The two-hour tribute will include friends and acquaintances reading from McKay's works, including short stories, poems and novels.

Director-actor Terrence Knapp will read McKay's "The Hawk," and renowned author Paul Theroux will read "Never Get Famous for the Wrong Reason."

An excerpt from McKay's book "Journey Without a Map" will be played from one of the last recordings he made. Madeleine McKay, the actor's widow, is scheduled to read the poem "To Madeleine."

Jimmy Buffett's recording of "We Are the People Our Parents Warned Us About," that contains a verse about McKay -- "Hey hey, Gardner McKay, take us on the leaky Tiki with you / Clear skies bound for Shanghai, sailin' on the ocean blue" -- will be played.

Buffett and McKay became friends several years ago after being introduced by promoter Tom Moffatt. Buffett described McKay as "a wonderful dreamer and storyteller."

"Gardner ... lived the life few people ever dream of and he knew how lucky he was," Buffett said. "He was quite an inspiration to me.

"People like Gardner know they are larger than life and get the most out of it, but somehow find a way to control that amazing sense of power in the most human ways. I am simply glad that in my life, I was able to call Gardner McKay my friend."

Longtime McKay friend Don Ho will sing Kui Lee's "I'll Remember You." Michael Titterton, Hawaii Public Radio's executive director, will emcee the occasion.

McKay made the cover of Life when he starred for three years as Adam Troy, skipper of the schooner Tiki, in the television series "Adventures in Paradise." The show was co-produced by Dominick Dunne, who discovered McKay, a former model, in a Hollywood coffee shop.

When the TV show ended in 1962, McKay turned his back on fame and made his way to the Amazon rain forest, where he worked for two years as an agronomist.

He returned to the United States after stays in France and Egypt and began a career as a writer in New York.
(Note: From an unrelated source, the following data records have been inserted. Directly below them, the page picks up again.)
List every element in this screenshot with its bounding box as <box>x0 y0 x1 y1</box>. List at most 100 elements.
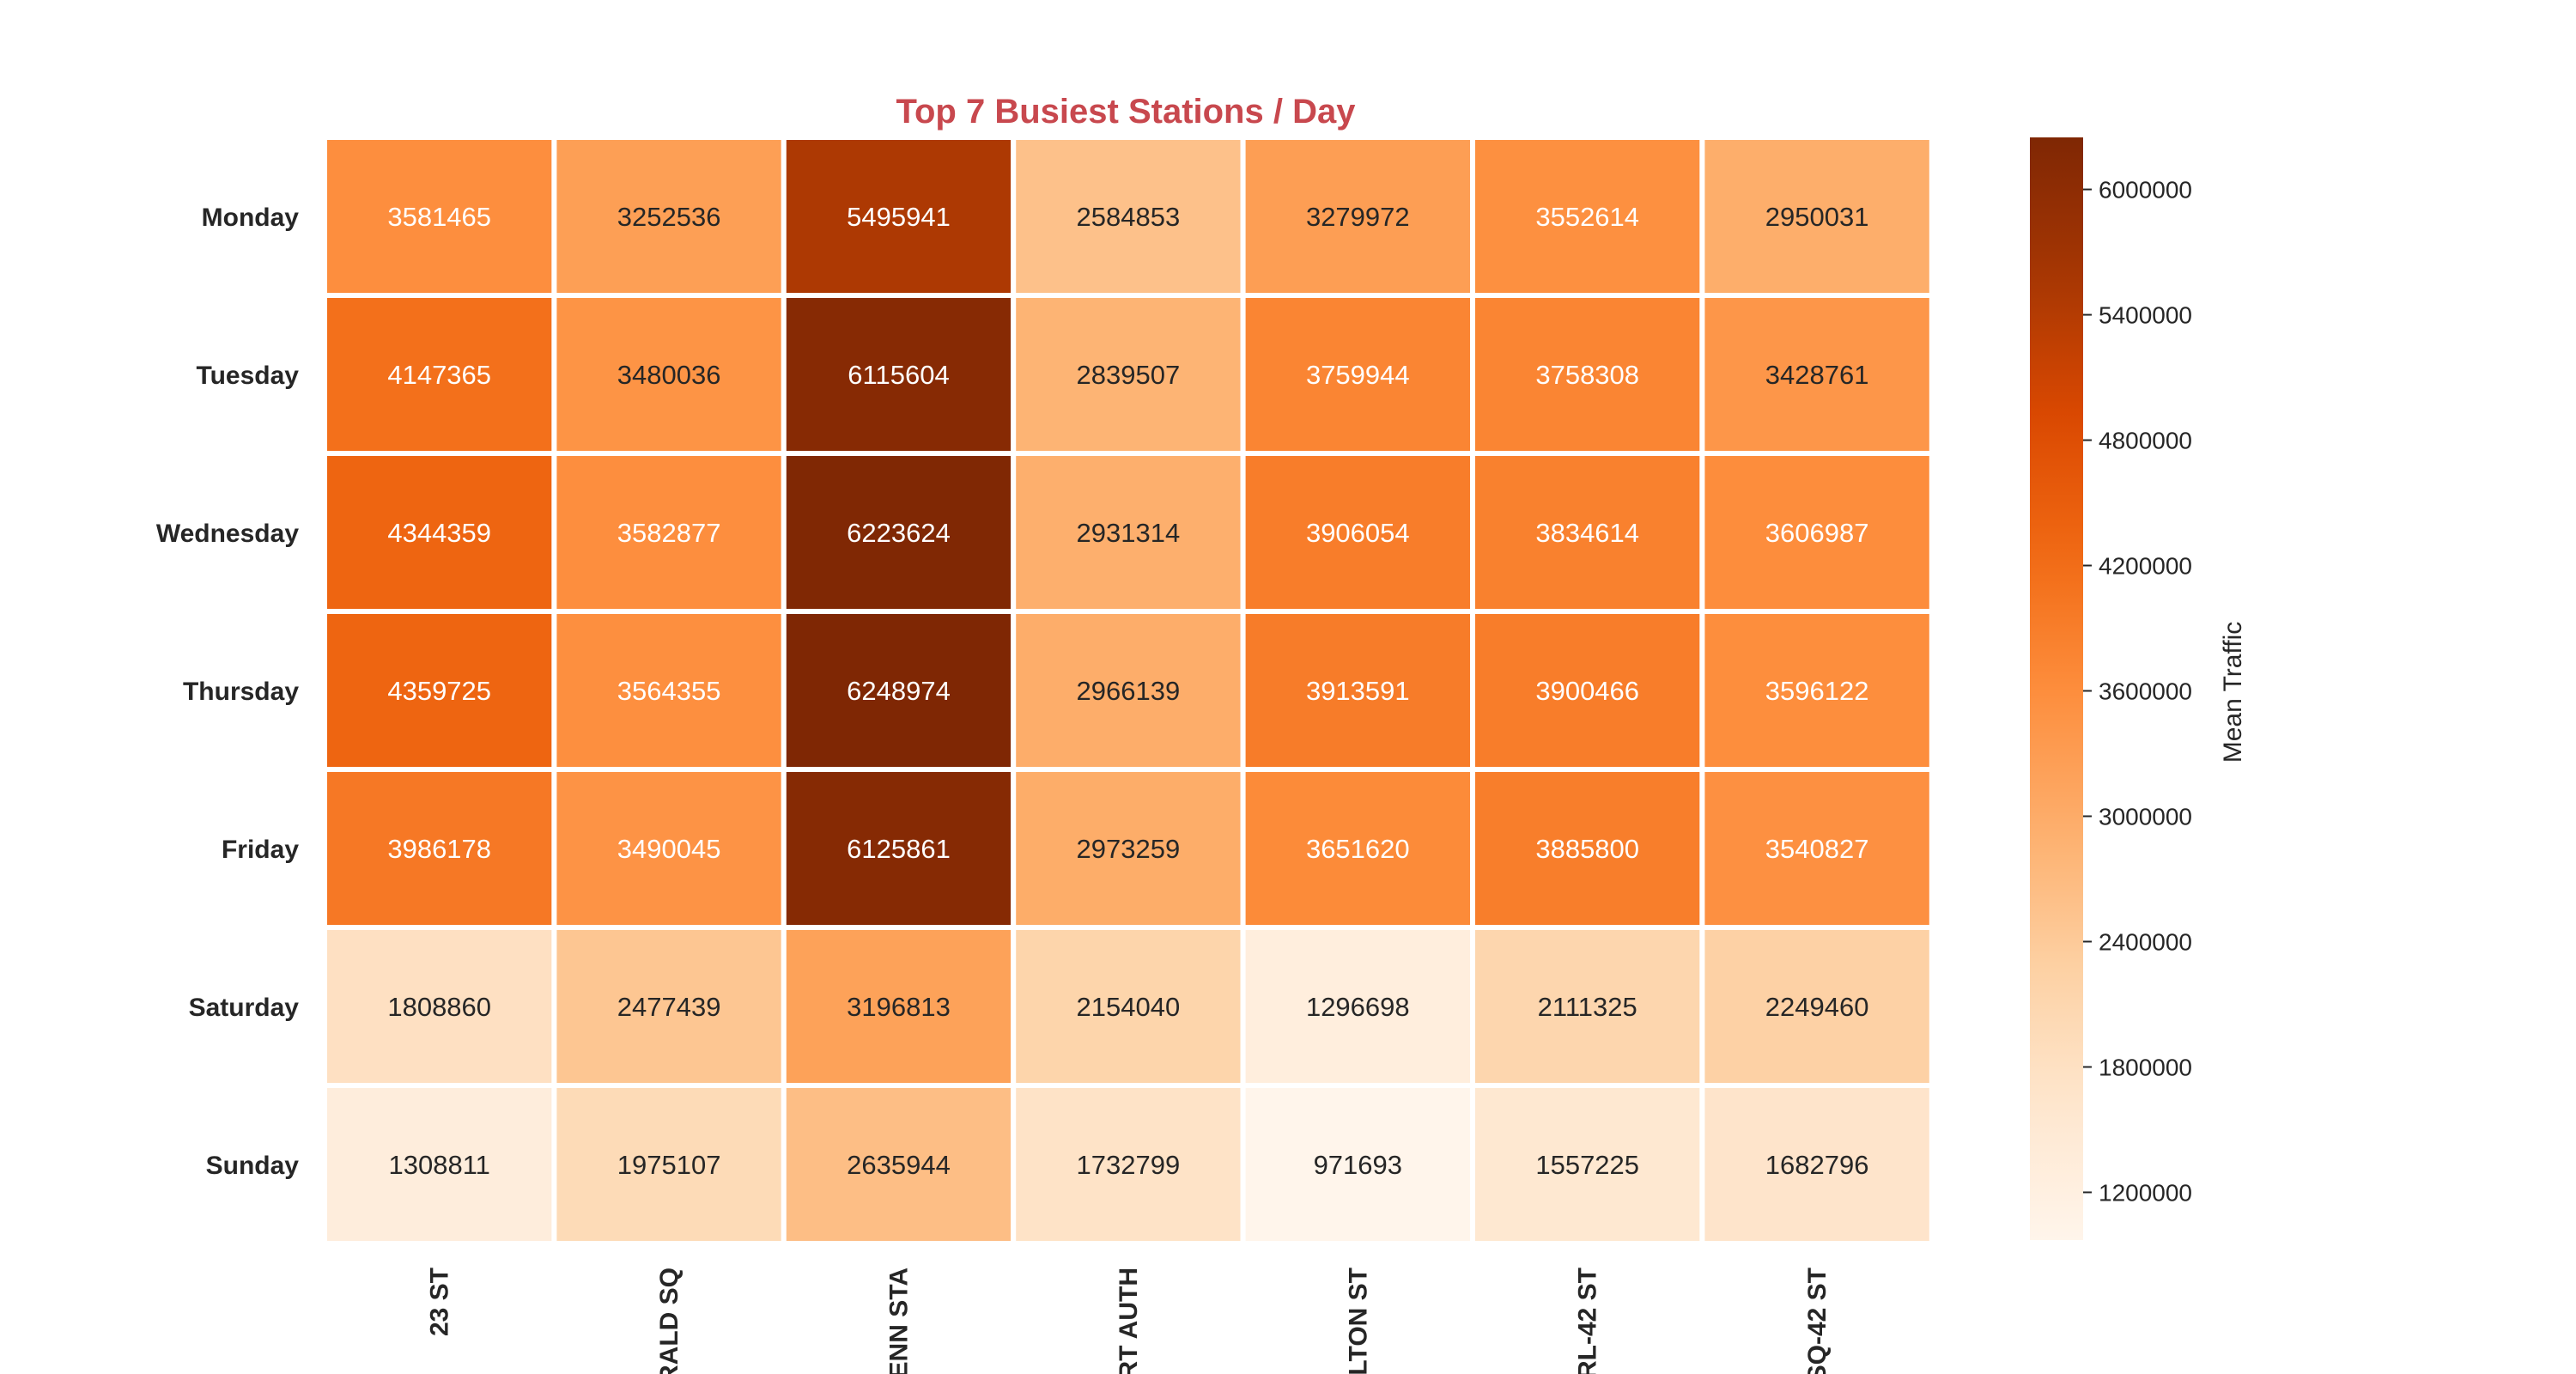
colorbar-tick-label: 3600000 <box>2099 678 2192 705</box>
heatmap-cell <box>1011 451 1246 614</box>
x-tick-label: SQ-42 ST <box>1803 1268 1832 1374</box>
heatmap-cell <box>551 925 787 1088</box>
y-axis-labels: Monday Tuesday Wednesday Thursday Friday Satu… <box>156 204 299 1180</box>
cell-value-label: 3581465 <box>387 202 491 232</box>
cell-value-label: 2154040 <box>1077 992 1181 1022</box>
colorbar-tick-label: 5400000 <box>2099 302 2192 329</box>
x-tick-label: RL-42 ST <box>1574 1268 1602 1374</box>
y-tick-label: Friday <box>222 836 299 864</box>
colorbar: 1200000 1800000 2400000 3000000 3600000 42000… <box>2030 137 2192 1240</box>
cell-value-label: 6115604 <box>848 360 949 390</box>
heatmap-cell <box>322 135 557 298</box>
colorbar-gradient <box>2030 137 2083 1240</box>
cell-value-label: 3582877 <box>617 518 721 548</box>
cell-value-label: 1682796 <box>1765 1150 1869 1180</box>
heatmap-cell <box>781 767 1017 930</box>
cell-value-label: 2839507 <box>1077 360 1181 390</box>
heatmap-cell <box>1470 609 1705 772</box>
heatmap-cell <box>322 925 557 1088</box>
x-tick-label: ENN STA <box>885 1268 914 1374</box>
chart-title: Top 7 Busiest Stations / Day <box>896 93 1357 131</box>
heatmap-cell <box>1240 293 1475 456</box>
x-tick-label: RT AUTH <box>1115 1268 1143 1374</box>
cell-value-label: 4147365 <box>387 360 491 390</box>
cell-value-label: 3885800 <box>1535 834 1639 864</box>
heatmap-cell <box>1699 1083 1935 1246</box>
cell-value-label: 2931314 <box>1077 518 1181 548</box>
y-tick-label: Wednesday <box>156 520 299 548</box>
x-tick-label: 23 ST <box>426 1268 454 1336</box>
cell-value-label: 3428761 <box>1765 360 1869 390</box>
heatmap-cells: 3581465 3252536 5495941 2584853 3279972 35526… <box>322 135 1935 1246</box>
heatmap-cell <box>1699 925 1935 1088</box>
cell-value-label: 2950031 <box>1765 202 1869 232</box>
x-tick-label: LTON ST <box>1344 1268 1372 1374</box>
heatmap-cell <box>1699 609 1935 772</box>
heatmap-cell <box>1240 1083 1475 1246</box>
cell-value-label: 6223624 <box>847 518 951 548</box>
cell-value-label: 4359725 <box>387 676 491 706</box>
colorbar-tick-label: 4200000 <box>2099 553 2192 580</box>
heatmap-cell <box>1699 451 1935 614</box>
cell-value-label: 3906054 <box>1306 518 1410 548</box>
cell-value-label: 3279972 <box>1306 202 1410 232</box>
cell-value-label: 2973259 <box>1077 834 1181 864</box>
heatmap-cell <box>1240 451 1475 614</box>
cell-value-label: 3900466 <box>1535 676 1639 706</box>
cell-value-label: 6248974 <box>847 676 951 706</box>
heatmap-cell <box>781 451 1017 614</box>
cell-value-label: 3540827 <box>1765 834 1869 864</box>
colorbar-label: Mean Traffic <box>2219 622 2247 763</box>
x-axis-labels: 23 ST RALD SQ ENN STA RT AUTH LTON ST RL-42 S… <box>426 1268 1832 1374</box>
cell-value-label: 3834614 <box>1535 518 1639 548</box>
heatmap-cell <box>781 1083 1017 1246</box>
cell-value-label: 1557225 <box>1535 1150 1639 1180</box>
cell-value-label: 971693 <box>1314 1150 1402 1180</box>
colorbar-tick-label: 3000000 <box>2099 803 2192 830</box>
heatmap-cell <box>322 293 557 456</box>
cell-value-label: 3490045 <box>617 834 721 864</box>
cell-value-label: 3758308 <box>1535 360 1639 390</box>
cell-value-label: 1732799 <box>1077 1150 1181 1180</box>
cell-value-label: 3651620 <box>1306 834 1410 864</box>
cell-value-label: 5495941 <box>847 202 951 232</box>
cell-value-label: 1808860 <box>387 992 491 1022</box>
cell-value-label: 3552614 <box>1535 202 1639 232</box>
y-tick-label: Saturday <box>189 994 300 1022</box>
cell-value-label: 3196813 <box>847 992 951 1022</box>
cell-value-label: 3759944 <box>1306 360 1410 390</box>
heatmap-cell <box>1011 1083 1246 1246</box>
heatmap-cell <box>781 293 1017 456</box>
heatmap-cell <box>551 451 787 614</box>
cell-value-label: 4344359 <box>387 518 491 548</box>
colorbar-tick-label: 4800000 <box>2099 428 2192 454</box>
cell-value-label: 2635944 <box>847 1150 951 1180</box>
colorbar-tick-label: 6000000 <box>2099 177 2192 204</box>
cell-value-label: 3596122 <box>1765 676 1869 706</box>
cell-value-label: 3986178 <box>387 834 491 864</box>
cell-value-label: 2966139 <box>1077 676 1181 706</box>
y-tick-label: Sunday <box>206 1152 300 1180</box>
heatmap-cell <box>1470 451 1705 614</box>
heatmap-cell <box>1699 293 1935 456</box>
cell-value-label: 1308811 <box>389 1150 490 1180</box>
cell-value-label: 3252536 <box>617 202 721 232</box>
cell-value-label: 2111325 <box>1538 992 1637 1022</box>
y-tick-label: Tuesday <box>197 362 300 390</box>
cell-value-label: 3913591 <box>1306 676 1410 706</box>
cell-value-label: 2249460 <box>1765 992 1869 1022</box>
cell-value-label: 3564355 <box>617 676 721 706</box>
heatmap-cell <box>551 135 787 298</box>
x-tick-label: RALD SQ <box>655 1268 683 1374</box>
cell-value-label: 1975107 <box>617 1150 721 1180</box>
cell-value-label: 2584853 <box>1077 202 1181 232</box>
heatmap-cell <box>1470 1083 1705 1246</box>
heatmap-cell <box>551 609 787 772</box>
heatmap-cell <box>322 767 557 930</box>
cell-value-label: 3480036 <box>617 360 721 390</box>
cell-value-label: 1296698 <box>1306 992 1410 1022</box>
cell-value-label: 3606987 <box>1765 518 1869 548</box>
colorbar-tick-label: 2400000 <box>2099 928 2192 955</box>
cell-value-label: 6125861 <box>847 834 951 864</box>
He wrote several Broadway plays, including "Sea Marks," and a number of novels, including the thriller "Toyer."

From 1977-82, he was the drama critic for the Los Angeles Herald-Examiner.

Originally intending to be a sculptor, the Manhattan-born and New York/Paris-raised McKay was offered modeling work until he was discovered by Dunne.

In addtion to Madeleine McKay, he is survived by a son, daughter, granddaughter and brother.